LE CRONACHE DI NARNIA – L’ULTIMA BATTAGLIA di C. S. LEWIS

Con quest’ultimo articolo giungiamo alla conclusione della lunga e fantastica avventura nel mondo delle Cronache di Narnia. Oggi si parla del romanzo epilogo dal titolo “L’ultima battaglia”. La storia tende ad essere una sorta di trasposizione narniana delle vicende bibliche che spaziano dalla morte e resurrezione di Gesù, all’evangelizzazione dei popoli, per finire con i temi trattati nell’apocalisse di Giovanni.

Il romanzo ha inizio con un simpatico siparietto tra due personaggi che rivestiranno un ruolo molto importante nella vicenda, pur incarnando delle macchiette: lo scimmione e l’asino. È stranamente curiosa la scelta di questi due animali dal punto di vista simbolico. Da una parte abbiamo una scimmia, che viene descritta come molto vecchia e dalla pelle quasi incartapecorita, la cui caratteristica principale è la furbizia unita alla malignità. Questo ci riconduce ad una visione di questo animale come simbolo di grettezza umana; di coloro che, decidendo di guardare solo ai propri interessi e tiranneggiando sui più deboli, ritornano ad uno stato di bestia (in perfetta contraddizione alle teorie darwiniste). Dall’altra parte abbiamo, invece, un animale le cui caratteristiche principali sono la cocciutaggine e la stupidità. L’asino, infatti, viene soggiogato dall’astuzia dello scimmione, il quale lo costringe a vestirsi di una finta pelle di leone e di impersonare il celebre Aslan, che nel frattempo ha deciso di non farsi più vivo a Narnia da parecchio tempo. Il travestimento dell’asino non può che far tornare alla mente svariati episodi che hanno come protagonista l’inganno: il lupo cattivo delle fiabe che si traveste da pecora o il diavolo che si trasforma in serpente per tentare Eva. Altro personaggio degno di nota all’interno del racconto è sicuramente il re Tirian, che a differenza del precedente principe Caspian, è molto più intraprendente; se non altro ricalca un po’ lo stereotipo del re forte e coraggioso, che all’interno di questa saga manca quasi del tutto (re Peter escluso).

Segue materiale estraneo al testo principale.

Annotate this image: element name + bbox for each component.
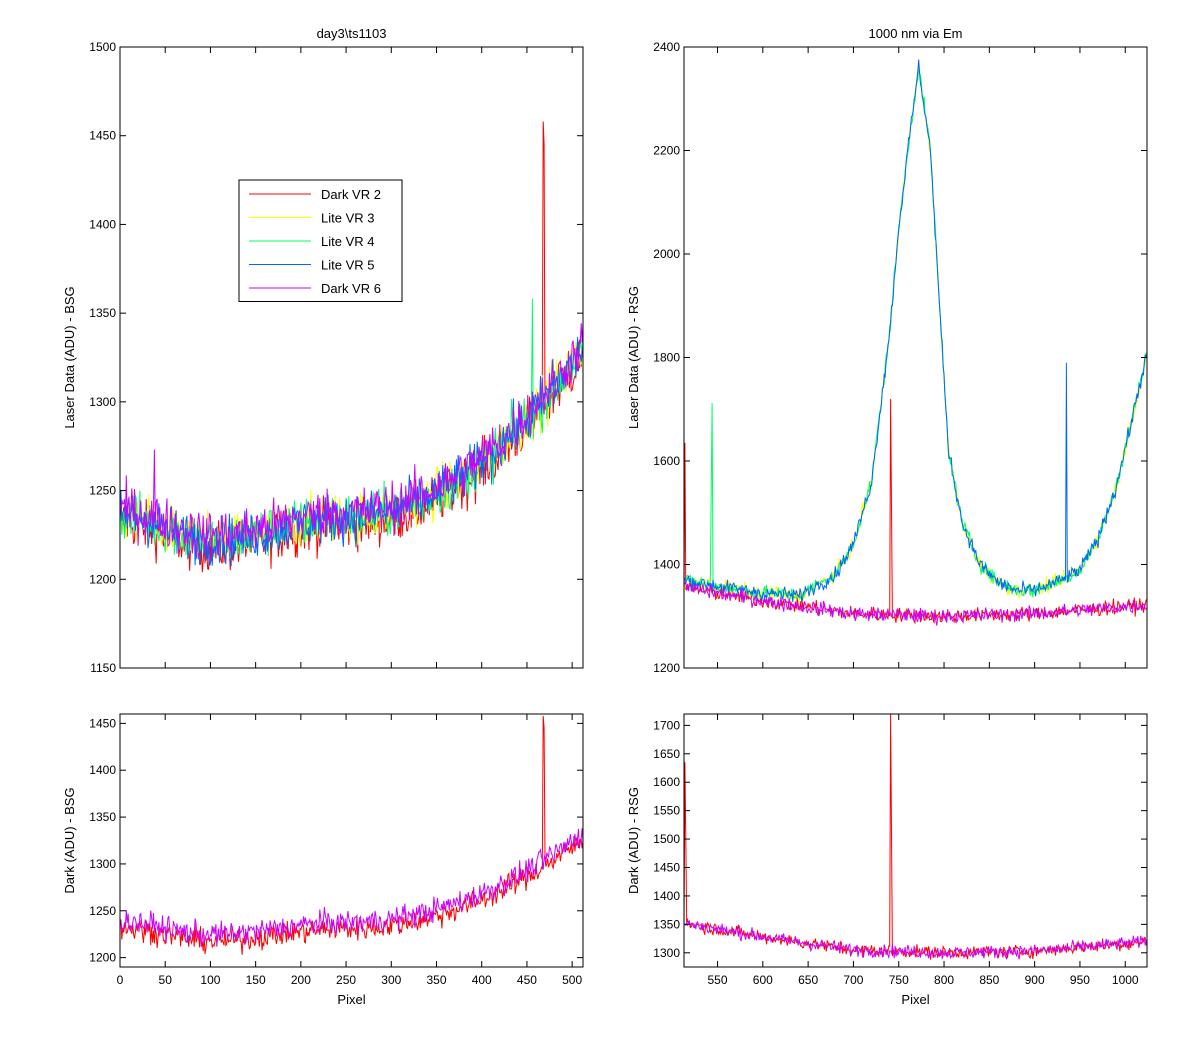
panel-bottom-right: 1300 1350 1400 1450 1500 1550 1600 1650 1700 550 6…	[626, 713, 1148, 1007]
y-tick-label: 1250	[89, 904, 116, 918]
y-tick-label: 2400	[653, 40, 680, 54]
y-tick-label: 1350	[653, 917, 680, 931]
x-tick-label: 350	[426, 973, 446, 987]
plot-area	[684, 714, 1147, 967]
series-line-dark-vr-6	[684, 919, 1147, 961]
legend-label: Dark VR 6	[321, 281, 381, 296]
axes-frame	[119, 713, 584, 968]
series-line-lite-vr-5	[684, 59, 1147, 603]
y-tick-label: 1300	[89, 857, 116, 871]
x-tick-label: 300	[381, 973, 401, 987]
legend-label: Dark VR 2	[321, 187, 381, 202]
axes-frame	[683, 713, 1148, 968]
legend-label: Lite VR 5	[321, 258, 374, 273]
x-tick-label: 400	[472, 973, 492, 987]
y-tick-label: 1200	[89, 572, 116, 586]
panel-top-left: 1150 1200 1250 1300 1350 1400 1450 1500 day3\ts1…	[62, 26, 584, 675]
x-tick-label: 250	[336, 973, 356, 987]
series-group	[684, 59, 1147, 626]
x-tick-label: 900	[1025, 973, 1045, 987]
legend-label: Lite VR 3	[321, 211, 374, 226]
x-tick-label: 850	[979, 973, 999, 987]
chart-title: day3\ts1103	[317, 26, 387, 41]
x-tick-label: 800	[934, 973, 954, 987]
y-tick-label: 1200	[89, 951, 116, 965]
x-tick-label: 700	[843, 973, 863, 987]
y-tick-label: 1300	[89, 395, 116, 409]
x-axis-label: Pixel	[337, 992, 365, 1007]
x-tick-label: 500	[562, 973, 582, 987]
y-tick-label: 1450	[653, 861, 680, 875]
y-tick-label: 1200	[653, 661, 680, 675]
y-axis-label: Dark (ADU) - RSG	[626, 787, 641, 894]
series-group	[120, 715, 583, 955]
panel-top-right: 1200 1400 1600 1800 2000 2200 2400 1000 nm via …	[626, 26, 1148, 675]
y-tick-label: 1450	[89, 129, 116, 143]
x-tick-label: 100	[200, 973, 220, 987]
x-tick-label: 0	[117, 973, 124, 987]
y-tick-label: 1400	[653, 889, 680, 903]
x-tick-label: 150	[246, 973, 266, 987]
legend: Dark VR 2 Lite VR 3 Lite VR 4 Lite VR 5 Dark…	[238, 179, 403, 302]
series-line-dark-vr-6	[120, 828, 583, 947]
y-tick-label: 1450	[89, 716, 116, 730]
x-axis-label: Pixel	[901, 992, 929, 1007]
x-tick-label: 450	[517, 973, 537, 987]
y-tick-label: 1600	[653, 775, 680, 789]
axes-frame	[119, 46, 584, 669]
y-tick-label: 1550	[653, 804, 680, 818]
y-tick-label: 1700	[653, 718, 680, 732]
y-tick-label: 1150	[90, 661, 116, 675]
plot-area	[120, 47, 583, 668]
series-line-dark-vr-6	[684, 580, 1147, 626]
x-tick-label: 1000	[1112, 973, 1139, 987]
x-tick-label: 750	[889, 973, 909, 987]
y-tick-label: 1400	[89, 217, 116, 231]
y-tick-label: 1650	[653, 747, 680, 761]
x-tick-label: 950	[1070, 973, 1090, 987]
y-tick-label: 1400	[89, 763, 116, 777]
series-group	[120, 121, 583, 573]
y-tick-label: 1300	[653, 946, 680, 960]
legend-label: Lite VR 4	[321, 234, 374, 249]
y-tick-label: 1800	[653, 351, 680, 365]
series-line-dark-vr-6	[120, 322, 583, 562]
y-axis-label: Laser Data (ADU) - BSG	[62, 286, 77, 428]
y-tick-label: 1350	[89, 306, 116, 320]
y-axis-label: Laser Data (ADU) - RSG	[626, 286, 641, 429]
y-tick-label: 1350	[89, 810, 116, 824]
panel-bottom-left: 1200 1250 1300 1350 1400 1450 0 50 100 150 200 250 3…	[62, 713, 584, 1007]
y-tick-label: 1500	[653, 832, 680, 846]
x-tick-label: 550	[708, 973, 728, 987]
x-tick-label: 600	[753, 973, 773, 987]
y-tick-label: 1250	[89, 484, 116, 498]
y-tick-label: 1400	[653, 558, 680, 572]
y-axis-label: Dark (ADU) - BSG	[62, 787, 77, 893]
x-tick-label: 650	[798, 973, 818, 987]
y-tick-label: 1500	[89, 40, 116, 54]
x-tick-label: 50	[159, 973, 173, 987]
series-group	[684, 714, 1147, 961]
plot-area	[684, 47, 1147, 668]
x-tick-label: 200	[291, 973, 311, 987]
y-tick-label: 1600	[653, 454, 680, 468]
y-tick-label: 2200	[653, 144, 680, 158]
y-tick-label: 2000	[653, 247, 680, 261]
chart-title: 1000 nm via Em	[869, 26, 963, 41]
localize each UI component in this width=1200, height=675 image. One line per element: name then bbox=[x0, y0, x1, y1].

In quest’ultimo romanzo, che sancisce una definitiva conclusione del ciclo delle Cronache di Narnia, la penna di C.S. Lewis mi ha dato l’idea di essere un po’ stanca e di essere, soprattutto, invecchiata maluccio. Diventano quasi stucchevoli e mai troppo velati i riferimenti biblici che, se poco accennati potevano anche essere sopportabili, ora sono diventati il vero fil rouge del racconto. Si perdono interi capitoli a narrare di come i nani non credano più ad Aslan e di come ci avrebbero creduto se lo avessero visto (San Tommaso?); di come le altre creature di Narnia credano a falsi dèi e di come questo li porti a cadere nelle mani del nemico. Ecco, a tal proposito il nemico: non è che sia proprio così travolgente quest’ultima battaglia, almeno non tanto da guadagnarsi il titolo del libro. Inoltre, Lewis non risparmia anche riferimenti razziali e di genere ben poco edificanti. Vorrei, a tal proposito, soffermarmi su un episodio. Ad un certo punto accadrà che si parlerà dei quattro fratelli Pevensie. Tuttavia, su Susan, la figlia maggiore, si spenderanno dei giudizi davvero bigotti (e a tal proposito ha espresso il suo giudizio anche J.K. Rowling). Susan è stata, infatti, estromessa da Narnia perché impegnata, in quanto ragazza adolescente, a preoccuparsi solo dei vestiti, dei rossetti e delle feste. Mi dispiace, ma anche dando tutte le attenuanti del caso (si veda epoca storica), non riesco a digerire quelle parole che ho visto scritte per davvero! Basta a rovinare un’intera saga? Forse sì.

Tuttavia, in conclusione, dal punto di vista narrativo “L’ultima battaglia” fa un guizzo in avanti e ci porta con uno sprint a un epilogo inaspettato e davvero ben congeniato. La conclusione ci fa chiudere il libro forse con una piccola lacrimuccia per la fine di un’avventura e con tanti rimpianti per quella che poteva essere una saga molto più fantasy e meno evangelica.